Can you shoot a home intruder under California law?

California doesn't have a 'Stand Your Ground' law like Florida, but is there something similar?

A home intruder situation is frightening and dangerous for a homeowner.

Early Friday morning, an Elk Grove resident found two suspects breaking into his house and vehicles. With his family- including a baby- in the home, he decided to take matters into his own hands. 

He grabbed a shotgun and let out a shot, sending the suspects sprinting away from the scene.

The homeowner didn't harm anyone with the shot, but if he did, would it be legally justified?

California doesn’t have a ‘Stand Your Ground’ law like Florida, which was widely discussed after the death of Trayvon Martin

But it does have a similar law called the Castle Doctrine (CA Penal Code Section 198.5) which allows the use of deadly force by a homeowner if someone forces or breaks their way into their house unlawfully.
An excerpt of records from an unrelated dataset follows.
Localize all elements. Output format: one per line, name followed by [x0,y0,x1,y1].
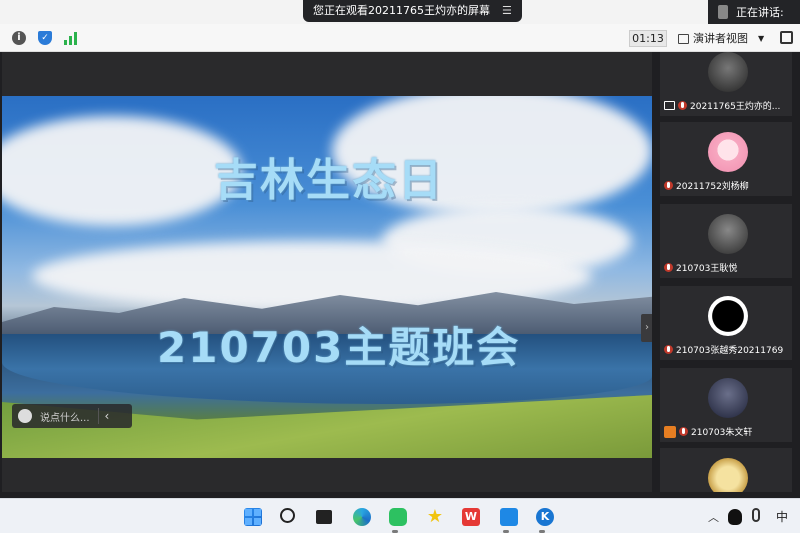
speaker-avatar [718,5,728,19]
cloud [2,116,242,226]
avatar [708,214,748,254]
meeting-toolbar: i ✓ 01:13 演讲者视图 ▼ [0,24,800,52]
windows-taskbar: ★ W K ︿ 中 [0,498,800,533]
chat-placeholder: 说点什么... [40,412,90,424]
participant-tile[interactable]: 210703朱文轩 [660,368,792,442]
wechat-icon[interactable] [389,508,407,526]
participant-name: 20211752刘杨柳 [676,182,749,192]
chevron-up-icon[interactable]: ︿ [708,509,719,525]
chat-input[interactable]: 说点什么... ‹ [12,404,132,428]
speaking-label: 正在讲话: [736,6,784,19]
info-icon[interactable]: i [12,31,26,45]
divider [97,408,99,424]
k-icon[interactable]: K [536,508,554,526]
participant-tile[interactable]: 20211752刘杨柳 [660,122,792,196]
fullscreen-icon[interactable] [780,31,793,44]
participant-tile[interactable]: 210703王耿悦 [660,204,792,278]
mic-muted-icon [664,345,673,354]
participant-name: 20211765王灼亦的... [690,102,781,112]
shared-screen: 吉林生态日 210703主题班会 说点什么... ‹ › [2,52,652,492]
mic-muted-icon [678,101,687,110]
chevron-left-icon[interactable]: ‹ [105,409,110,423]
avatar [708,52,748,92]
qq-icon[interactable] [728,509,742,525]
start-icon[interactable] [244,508,262,526]
mic-muted-icon [664,263,673,272]
slide-subtitle: 210703主题班会 [157,323,521,372]
signal-icon[interactable] [64,31,78,45]
chevron-down-icon: ▼ [758,34,765,43]
participant-name: 210703王耿悦 [676,264,738,274]
speaking-indicator: 正在讲话: [708,0,800,24]
menu-icon[interactable]: ☰ [502,0,512,22]
mic-muted-icon [664,181,673,190]
participant-tile[interactable] [660,448,792,492]
taskview-icon[interactable] [316,510,332,524]
avatar [708,132,748,172]
layout-icon [678,33,689,44]
screen-share-icon [664,101,675,110]
participant-name: 210703朱文轩 [691,428,753,438]
participant-tile[interactable]: 20211765王灼亦的... [660,52,792,116]
avatar [708,458,748,492]
mic-muted-icon [679,427,688,436]
wps-icon[interactable]: W [462,508,480,526]
person-icon [664,425,676,438]
emoji-icon[interactable] [18,409,32,423]
avatar [708,296,748,336]
edge-icon[interactable] [353,508,371,526]
meeting-timer: 01:13 [629,30,667,47]
sidebar-toggle[interactable]: › [641,314,652,342]
microphone-icon[interactable] [752,508,760,522]
share-banner-text: 您正在观看20211765王灼亦的屏幕 [313,4,490,17]
participant-name: 210703张越秀20211769 [676,346,784,356]
avatar [708,378,748,418]
participant-tile[interactable]: 210703张越秀20211769 [660,286,792,360]
view-mode-select[interactable]: 演讲者视图 ▼ [678,30,770,47]
participant-list: 20211765王灼亦的... 20211752刘杨柳 210703王耿悦 21… [656,52,800,492]
slide-title: 吉林生态日 [214,155,444,206]
view-mode-label: 演讲者视图 [693,32,748,45]
star-icon[interactable]: ★ [426,508,444,526]
input-method-indicator[interactable]: 中 [776,508,788,525]
share-banner[interactable]: 您正在观看20211765王灼亦的屏幕 ☰ [303,0,522,22]
shield-icon[interactable]: ✓ [38,31,52,45]
search-icon[interactable] [280,508,295,523]
cloud-icon[interactable] [500,508,518,526]
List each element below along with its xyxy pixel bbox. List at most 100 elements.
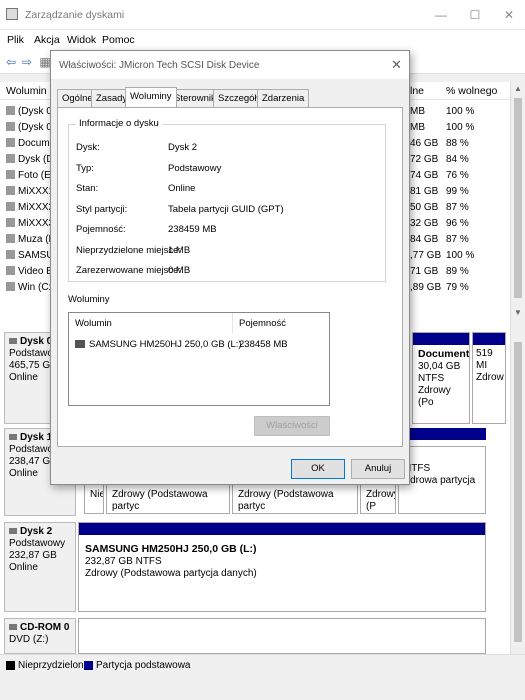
info-value: Online bbox=[168, 183, 196, 194]
volume-free-pct: 100 % bbox=[446, 122, 475, 133]
dialog-title: Właściwości: JMicron Tech SCSI Disk Devi… bbox=[59, 60, 260, 71]
info-label: Pojemność: bbox=[76, 224, 126, 235]
volume-free-pct: 87 % bbox=[446, 202, 469, 213]
volume-icon bbox=[6, 250, 15, 259]
partition-size: 519 MI bbox=[476, 348, 493, 371]
volume-free: 71 GB bbox=[410, 266, 439, 277]
info-label: Stan: bbox=[76, 183, 99, 194]
ok-button[interactable]: OK bbox=[291, 459, 345, 479]
cancel-button[interactable]: Anuluj bbox=[351, 459, 405, 479]
menu-bar: Plik Akcja Widok Pomoc bbox=[0, 30, 525, 50]
tab-woluminy[interactable]: Woluminy bbox=[125, 87, 177, 107]
info-label: Nieprzydzielone miejsce: bbox=[76, 244, 182, 256]
legend-unallocated: Nieprzydzielone bbox=[18, 660, 90, 671]
disk-2-info[interactable]: Dysk 2 Podstawowy 232,87 GB Online bbox=[4, 522, 76, 612]
minimize-button[interactable]: — bbox=[432, 6, 450, 24]
volume-properties-button[interactable]: Właściwości bbox=[254, 416, 330, 436]
maximize-button[interactable]: ☐ bbox=[466, 6, 484, 24]
partition-bar bbox=[413, 333, 469, 345]
cdrom-info[interactable]: CD-ROM 0 DVD (Z:) bbox=[4, 618, 76, 654]
header-volume[interactable]: Wolumin bbox=[6, 85, 47, 97]
menu-akcja[interactable]: Akcja bbox=[34, 34, 60, 46]
volumes-header-capacity[interactable]: Pojemność bbox=[239, 318, 286, 329]
volume-free: MB bbox=[410, 122, 425, 133]
info-value: Dysk 2 bbox=[168, 142, 198, 153]
partition-documente[interactable]: Documente 30,04 GB NTFS Zdrowy (Po bbox=[412, 332, 470, 424]
info-value: 1 MB bbox=[168, 244, 191, 256]
volume-free: 32 GB bbox=[410, 218, 439, 229]
volume-free: ,77 GB bbox=[410, 250, 442, 261]
info-label: Zarezerwowane miejsce: bbox=[76, 265, 182, 276]
disk-icon bbox=[9, 434, 17, 440]
volume-icon bbox=[6, 282, 15, 291]
partition-text: ): NTFS Zdrowa partycja bbox=[399, 447, 485, 490]
partition-small[interactable]: 519 MI Zdrow bbox=[472, 332, 506, 424]
cdrom-name: CD-ROM 0 bbox=[9, 622, 71, 634]
partition-size: 232,87 GB NTFS bbox=[85, 556, 162, 567]
scroll-thumb[interactable] bbox=[514, 342, 522, 642]
scroll-down-icon[interactable]: ▼ bbox=[513, 308, 523, 317]
volume-free-pct: 79 % bbox=[446, 282, 469, 293]
header-free[interactable]: lne bbox=[410, 85, 424, 97]
volume-row-name[interactable]: SAMSUNG HM250HJ 250,0 GB (L:) bbox=[75, 339, 242, 350]
diskmap-scrollbar[interactable] bbox=[510, 322, 525, 654]
volume-name: Win (C:) bbox=[6, 282, 55, 293]
volume-free-pct: 88 % bbox=[446, 138, 469, 149]
partition-status: Zdrow bbox=[476, 372, 504, 383]
menu-pomoc[interactable]: Pomoc bbox=[102, 34, 135, 46]
volume-name: Video B: bbox=[6, 266, 56, 277]
dialog-close-icon[interactable]: ✕ bbox=[391, 57, 402, 73]
volume-free: MB bbox=[410, 106, 425, 117]
volume-icon bbox=[6, 234, 15, 243]
partition-text: 519 MI Zdrow bbox=[473, 345, 505, 387]
disk-icon bbox=[9, 338, 17, 344]
volume-icon bbox=[75, 340, 85, 348]
volume-free: 50 GB bbox=[410, 202, 439, 213]
disk-2-name: Dysk 2 bbox=[9, 526, 71, 538]
info-value: Tabela partycji GUID (GPT) bbox=[168, 203, 284, 215]
partition-text: Documente 30,04 GB NTFS Zdrowy (Po bbox=[413, 345, 469, 412]
volume-icon bbox=[6, 154, 15, 163]
volumes-header-volume[interactable]: Wolumin bbox=[75, 318, 112, 329]
info-label: Typ: bbox=[76, 162, 94, 174]
volume-icon bbox=[6, 106, 15, 115]
disk-2-status: Online bbox=[9, 562, 38, 573]
volume-free: 46 GB bbox=[410, 138, 439, 149]
back-arrow-icon[interactable]: ⇦ bbox=[4, 55, 18, 69]
scroll-up-icon[interactable]: ▲ bbox=[513, 84, 523, 93]
window-title: Zarządzanie dyskami bbox=[25, 9, 125, 21]
table-scrollbar[interactable]: ▲ ▼ bbox=[510, 82, 525, 322]
volumes-list[interactable]: Wolumin Pojemność SAMSUNG HM250HJ 250,0 … bbox=[68, 312, 330, 406]
status-bar bbox=[0, 676, 525, 700]
partition-status: Zdrowy (Podstawowa partycja danych) bbox=[85, 568, 257, 579]
scroll-thumb[interactable] bbox=[514, 98, 522, 298]
forward-arrow-icon[interactable]: ⇨ bbox=[20, 55, 34, 69]
volume-icon bbox=[6, 122, 15, 131]
close-button[interactable]: ✕ bbox=[500, 6, 518, 24]
volume-free-pct: 100 % bbox=[446, 250, 475, 261]
partition-bar bbox=[79, 523, 485, 535]
menu-widok[interactable]: Widok bbox=[67, 34, 96, 46]
primary-swatch bbox=[84, 661, 93, 670]
volume-free-pct: 84 % bbox=[446, 154, 469, 165]
cdrom-area[interactable] bbox=[78, 618, 486, 654]
info-label: Dysk: bbox=[76, 142, 100, 153]
partition-text: SAMSUNG HM250HJ 250,0 GB (L:) 232,87 GB … bbox=[79, 535, 485, 588]
volume-free-pct: 87 % bbox=[446, 234, 469, 245]
volume-free: 72 GB bbox=[410, 154, 439, 165]
volume-icon bbox=[6, 202, 15, 211]
volume-free: ,89 GB bbox=[410, 282, 442, 293]
volume-icon bbox=[6, 266, 15, 275]
tab-zdarzenia[interactable]: Zdarzenia bbox=[257, 89, 310, 107]
disk-info-group-label: Informacje o dysku bbox=[76, 118, 162, 129]
header-free-pct[interactable]: % wolnego bbox=[446, 85, 497, 97]
partition-title: Documente bbox=[418, 348, 470, 360]
volume-icon bbox=[6, 218, 15, 227]
partition-samsung[interactable]: SAMSUNG HM250HJ 250,0 GB (L:) 232,87 GB … bbox=[78, 522, 486, 612]
tab-panel-woluminy: Informacje o dysku Dysk: Dysk 2 Typ: Podsta… bbox=[57, 107, 403, 447]
volume-free: 74 GB bbox=[410, 170, 439, 181]
volume-free-pct: 76 % bbox=[446, 170, 469, 181]
cdrom-type: DVD (Z:) bbox=[9, 634, 49, 645]
partition-d1-d[interactable]: ): NTFS Zdrowa partycja bbox=[398, 446, 486, 514]
menu-plik[interactable]: Plik bbox=[7, 34, 24, 46]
The homeowner must fear imminent death or great bodily injury towards themselves or their family in order to justify deadly force.
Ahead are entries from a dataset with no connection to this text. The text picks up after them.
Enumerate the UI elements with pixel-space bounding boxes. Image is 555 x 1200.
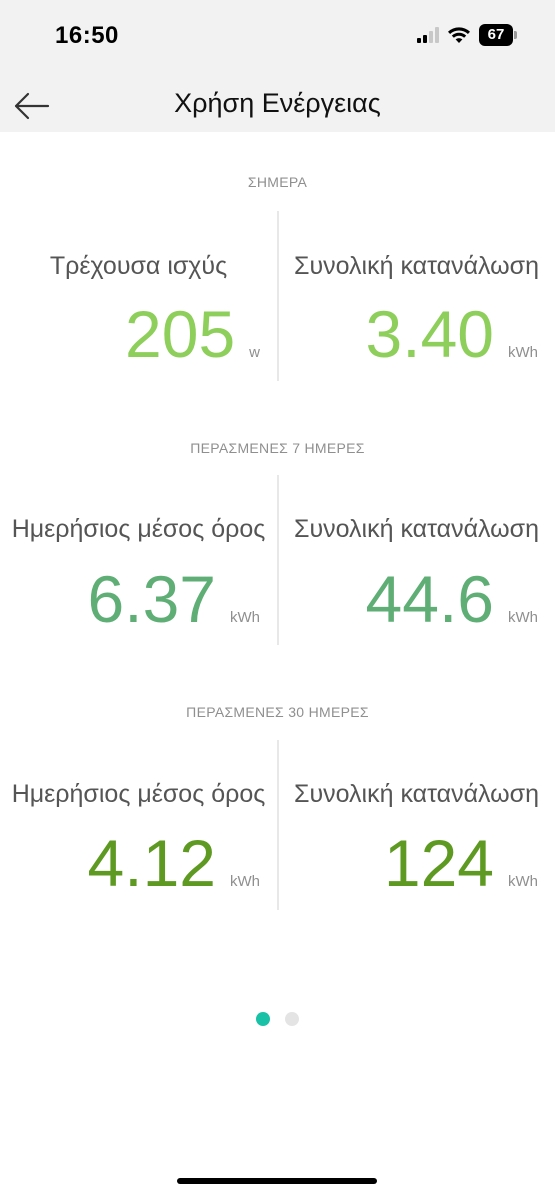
month-daily-average-unit: kWh [230, 873, 260, 890]
battery-tip [514, 31, 517, 39]
month-total-label: Συνολική κατανάλωση [293, 780, 539, 808]
week-total-unit: kWh [508, 609, 538, 626]
section-label-30-days: ΠΕΡΑΣΜΕΝΕΣ 30 ΗΜΕΡΕΣ [186, 704, 369, 720]
month-total-number: 124 [383, 826, 494, 900]
week-daily-average-value: 6.37 kWh [0, 561, 260, 637]
status-icons: 67 [417, 24, 517, 46]
today-total-value: 3.40 kWh [278, 296, 538, 372]
page-dot-2[interactable] [285, 1012, 299, 1026]
wifi-icon [448, 27, 470, 43]
month-total-value: 124 kWh [278, 825, 538, 901]
header: 16:50 67 Χρήση Ενέργειας [0, 0, 555, 132]
month-daily-average-value: 4.12 kWh [0, 825, 260, 901]
today-total-number: 3.40 [365, 297, 494, 371]
section-label-today: ΣΗΜΕΡΑ [247, 174, 308, 190]
battery-icon: 67 [479, 24, 517, 46]
week-daily-average-number: 6.37 [87, 562, 216, 636]
week-total-number: 44.6 [365, 562, 494, 636]
page-dot-1[interactable] [256, 1012, 270, 1026]
week-daily-average-unit: kWh [230, 609, 260, 626]
page-title: Χρήση Ενέργειας [174, 88, 381, 118]
current-power-label: Τρέχουσα ισχύς [49, 252, 228, 280]
current-power-value: 205 w [0, 296, 260, 372]
current-power-number: 205 [125, 297, 236, 371]
home-indicator [177, 1178, 377, 1184]
today-total-unit: kWh [508, 344, 538, 361]
week-total-label: Συνολική κατανάλωση [293, 515, 539, 543]
section-label-7-days: ΠΕΡΑΣΜΕΝΕΣ 7 ΗΜΕΡΕΣ [190, 440, 365, 456]
cellular-signal-icon [417, 27, 439, 43]
status-time: 16:50 [55, 22, 119, 49]
battery-level: 67 [479, 24, 513, 46]
today-total-label: Συνολική κατανάλωση [293, 252, 539, 280]
month-total-unit: kWh [508, 873, 538, 890]
week-daily-average-label: Ημερήσιος μέσος όρος [11, 515, 266, 543]
current-power-unit: w [249, 344, 260, 361]
week-total-value: 44.6 kWh [278, 561, 538, 637]
month-daily-average-label: Ημερήσιος μέσος όρος [11, 780, 266, 808]
month-daily-average-number: 4.12 [87, 826, 216, 900]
In addition, the California Criminal Jury Instructions (CALCRIM) allows a jury to acquit someone of homicide based on the Castle Doctrine under CALCRIM #505 & #506.

Both laws define justifiable homicide, but #505 refers to self-defense using deadly force outside the home, while #506 refers to use of deadly force in the case of an unlawful home entry.
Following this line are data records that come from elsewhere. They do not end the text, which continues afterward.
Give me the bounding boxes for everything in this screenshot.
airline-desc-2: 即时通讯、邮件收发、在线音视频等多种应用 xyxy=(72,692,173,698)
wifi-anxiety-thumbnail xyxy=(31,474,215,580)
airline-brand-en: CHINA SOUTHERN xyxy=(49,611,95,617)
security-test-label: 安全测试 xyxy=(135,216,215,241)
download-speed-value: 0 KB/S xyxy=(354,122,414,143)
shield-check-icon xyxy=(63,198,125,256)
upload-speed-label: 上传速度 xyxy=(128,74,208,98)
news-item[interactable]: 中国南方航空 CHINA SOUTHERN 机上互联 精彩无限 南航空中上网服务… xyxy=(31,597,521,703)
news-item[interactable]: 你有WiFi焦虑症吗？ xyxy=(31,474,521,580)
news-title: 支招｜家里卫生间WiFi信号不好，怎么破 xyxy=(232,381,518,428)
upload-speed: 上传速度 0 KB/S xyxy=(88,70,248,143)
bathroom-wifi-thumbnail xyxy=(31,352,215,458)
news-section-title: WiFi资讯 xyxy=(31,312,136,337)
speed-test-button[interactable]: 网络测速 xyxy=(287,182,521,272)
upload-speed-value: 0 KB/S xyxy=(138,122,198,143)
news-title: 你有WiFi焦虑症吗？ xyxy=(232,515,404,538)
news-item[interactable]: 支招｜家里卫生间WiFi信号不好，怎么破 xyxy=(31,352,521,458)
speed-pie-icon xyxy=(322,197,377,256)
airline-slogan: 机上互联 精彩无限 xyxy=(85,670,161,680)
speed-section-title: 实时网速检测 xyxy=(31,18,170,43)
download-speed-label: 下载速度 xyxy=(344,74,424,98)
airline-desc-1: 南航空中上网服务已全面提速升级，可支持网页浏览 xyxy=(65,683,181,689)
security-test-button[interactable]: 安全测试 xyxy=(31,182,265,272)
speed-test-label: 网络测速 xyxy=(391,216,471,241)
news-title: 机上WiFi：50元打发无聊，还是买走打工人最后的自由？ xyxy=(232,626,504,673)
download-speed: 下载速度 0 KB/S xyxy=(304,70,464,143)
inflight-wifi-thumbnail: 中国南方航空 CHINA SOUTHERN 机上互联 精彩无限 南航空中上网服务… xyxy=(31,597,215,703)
In both cases, CALCRIM states a defendant doesn't have to retreat from an assailant and can even chase them down until the danger has passed.

But defining a justifiable situation may get sticky.

CALCRIM clearly states a person must prove that they or their family were in immediate danger of death or great harm, not potential or future harm. A defendant must prove they felt a home intruder had the intent to harm in order to not get charged with manslaughter or homicide.

Under confusing or unexpected circumstances, a situation may be difficult to read.

CALCRIM, also states a defendant would need to react in a way a 'reasonable' person would under the circumstances with the belief of immediate danger. A person doesn't necessarily have to be right about their belief, they just have to prove to a jury their belief was genuine.